Cuando recorrí por primera vez el camino, me consideraba un novato y busque pronto a peregrinos veteranos de los que pudiera aprender. Había tantas cosas nuevas para mí, que no quería dejar que nada se escapara a cualquiera de mis sentidos.

            Fui aprendiendo algunos trucos que me ayudaron a ahorrar esfuerzos baldíos, a pensar en los imprevistos para poder atajarlos cuando estos surgieran y sobre todo a saber como reaccionarían otras personas. Porque en el camino no está exenta la pillería de esos desaprensivos que como en la vida cotidiana se aprovechan de la inexperiencia de algunas personas que van con buena fe y son fáciles presas de estos picaros.

            Pero tanta protección y consejos, hicieron que se perdiera esa parte de la inocencia con las que se afrontan las cosas por primera vez. Al estar mi mente advertida, las sensaciones con las que recibía las cosas no tenían la frescura y la espontaneidad tan necesaria para que el resultado final sea tu propia experiencia y tus sensaciones que vas asumiendo libres de los prejuicios con los que las asimilas cuando ya te encuentras advertido de lo que va o puede ocurrirte.

            Uno de los vicios mayores del primer camino es la necesidad de llegar a un albergue y encontrar un sitio donde poder descansar, aunque en ocasiones esto haga que perdamos algunos momentos mágicos del camino. Pero cuando te dejas guiar, tienes pocas opciones de hacer algo diferente, luego el tiempo acaba por enseñarte que esas cosas son las superfluas del camino y donde realmente te vas enriqueciendo en conocer las cosas y los lugares como si fuera la primera vez que las vemos o las hacemos.

            En nuestro afán de encontrar cada día una litera o un colchón en donde poder dar descanso a nuestro cuerpo, además de llegar excesivamente pronto a los albergues, adoptamos el vicio de ir juzgando a los demás, imaginándonos las condiciones en las que cada uno va recorriendo el camino (este va en coche, el otro ha caminado la mitad que yo, a aquel le llevan la mochila, ese se ha levantado antes que yo,…). Así nos vamos haciendo expertos en ir juzgando a los demás, cuando lo que deberíamos hacer es aprender del camino y una de las mejores cosas que nos ofrece es tiempo, ese tan necesario para solo pensar y cuando lo hacemos, aprender a juzgarnos a nosotros mismos, aunque normalmente somos demasiado vanidosos para caer en esas vulgaridades.

            Un día de verano, cuando el calor más aprieta, me encontraba por tierras de Palencia.

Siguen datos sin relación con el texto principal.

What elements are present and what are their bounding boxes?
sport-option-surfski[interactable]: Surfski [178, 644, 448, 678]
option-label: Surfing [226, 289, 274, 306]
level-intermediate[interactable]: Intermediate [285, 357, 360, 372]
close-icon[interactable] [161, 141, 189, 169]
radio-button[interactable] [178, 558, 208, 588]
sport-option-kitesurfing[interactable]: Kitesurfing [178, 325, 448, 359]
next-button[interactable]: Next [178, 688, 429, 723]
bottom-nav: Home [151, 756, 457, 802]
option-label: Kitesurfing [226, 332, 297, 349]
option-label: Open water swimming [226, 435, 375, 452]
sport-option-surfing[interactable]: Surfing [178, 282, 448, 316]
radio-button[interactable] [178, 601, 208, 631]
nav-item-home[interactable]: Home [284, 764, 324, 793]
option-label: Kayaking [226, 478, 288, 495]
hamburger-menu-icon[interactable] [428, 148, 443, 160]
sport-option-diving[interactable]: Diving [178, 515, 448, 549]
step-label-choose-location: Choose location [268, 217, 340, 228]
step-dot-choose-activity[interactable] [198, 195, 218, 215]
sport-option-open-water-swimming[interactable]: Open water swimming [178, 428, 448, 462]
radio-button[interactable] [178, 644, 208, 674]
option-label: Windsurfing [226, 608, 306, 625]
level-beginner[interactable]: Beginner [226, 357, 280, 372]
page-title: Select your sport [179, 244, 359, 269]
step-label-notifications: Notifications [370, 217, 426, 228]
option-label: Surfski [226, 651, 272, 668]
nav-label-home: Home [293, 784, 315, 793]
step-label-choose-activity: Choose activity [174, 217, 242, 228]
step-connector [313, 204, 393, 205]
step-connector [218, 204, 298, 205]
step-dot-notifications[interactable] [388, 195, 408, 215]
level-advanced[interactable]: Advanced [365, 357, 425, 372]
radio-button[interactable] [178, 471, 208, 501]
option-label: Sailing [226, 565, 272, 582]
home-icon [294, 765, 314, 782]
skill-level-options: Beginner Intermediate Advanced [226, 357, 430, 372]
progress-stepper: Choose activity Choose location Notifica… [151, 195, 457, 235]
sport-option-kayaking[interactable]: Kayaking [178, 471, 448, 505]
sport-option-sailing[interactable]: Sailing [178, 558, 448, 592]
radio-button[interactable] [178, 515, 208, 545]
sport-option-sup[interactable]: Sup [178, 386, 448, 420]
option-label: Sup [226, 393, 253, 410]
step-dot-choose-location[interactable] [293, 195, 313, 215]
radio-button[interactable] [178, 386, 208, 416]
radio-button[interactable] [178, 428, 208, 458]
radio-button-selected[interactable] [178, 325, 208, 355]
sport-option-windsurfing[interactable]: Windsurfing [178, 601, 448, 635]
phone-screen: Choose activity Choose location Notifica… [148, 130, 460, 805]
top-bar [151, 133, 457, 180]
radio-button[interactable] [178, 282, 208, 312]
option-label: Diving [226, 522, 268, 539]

El sol hacia que mi andar fuera cansino y monótono y mi mente solo estaba ocupada pensando lo que haría cuando llegara al albergue. Me daría una buena ducha y descansaría más de dos horas, quizá hasta dormiría  un poco ya que había madrugado mucho y unas horas de sueño harían que me repusiera y desapareciera todo el cansancio que tenía acumulado.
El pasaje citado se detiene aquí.